When she was about four years old she remembers deciding that some day she was going to win the Olympics, only she didn’t know yet which sport. She tried some typical Australian sports, and somehow ended up a skiing aerialist in a country with little snow.  She said she had lots of momentum to win the gold medal, but she had to work much harder and is way more proud of her bronze medal four years later. The physical and mental challenges sounded huge the second time around.

In Dawson she talked about wanting a family, and that her new dream was to be a doctor of sports medicine.
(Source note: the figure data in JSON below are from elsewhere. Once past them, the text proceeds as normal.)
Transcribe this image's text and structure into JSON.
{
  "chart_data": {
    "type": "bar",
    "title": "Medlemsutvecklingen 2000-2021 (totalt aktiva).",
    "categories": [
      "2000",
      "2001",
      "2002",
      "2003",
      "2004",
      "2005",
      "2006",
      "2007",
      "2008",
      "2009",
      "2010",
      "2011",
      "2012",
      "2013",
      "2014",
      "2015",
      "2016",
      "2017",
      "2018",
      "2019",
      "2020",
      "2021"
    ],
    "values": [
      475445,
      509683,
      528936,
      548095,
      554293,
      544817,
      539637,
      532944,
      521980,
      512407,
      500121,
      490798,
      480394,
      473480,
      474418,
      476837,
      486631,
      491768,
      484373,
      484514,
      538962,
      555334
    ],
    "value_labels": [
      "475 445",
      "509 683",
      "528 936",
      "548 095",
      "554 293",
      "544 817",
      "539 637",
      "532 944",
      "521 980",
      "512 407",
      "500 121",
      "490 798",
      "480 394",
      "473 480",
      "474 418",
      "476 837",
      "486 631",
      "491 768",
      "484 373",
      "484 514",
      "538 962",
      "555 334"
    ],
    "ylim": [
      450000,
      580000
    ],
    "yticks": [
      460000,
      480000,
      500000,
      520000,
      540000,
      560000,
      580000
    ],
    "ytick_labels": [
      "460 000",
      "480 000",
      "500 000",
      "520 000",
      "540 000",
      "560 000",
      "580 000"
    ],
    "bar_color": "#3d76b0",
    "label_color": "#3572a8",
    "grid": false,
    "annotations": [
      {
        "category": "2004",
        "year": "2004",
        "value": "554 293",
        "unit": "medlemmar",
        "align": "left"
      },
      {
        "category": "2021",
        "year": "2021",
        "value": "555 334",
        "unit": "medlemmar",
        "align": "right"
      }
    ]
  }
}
But she also seemed doubtful and thought it was probably too late, so instead maybe she’d become a nurse or physical therapist. It was amazing to hear these crazy stories of how hard she pushed herself as an athlete, and you’d think someone with her willpower and courage would have it all figured out. But like lots of us she’s also grappling with unfulfilled dreams and lack of confidence.

I really enjoyed meeting Alisa, and I appreciated her openness about her personal triumphs and challenges. I hope she finds success with her new dreams.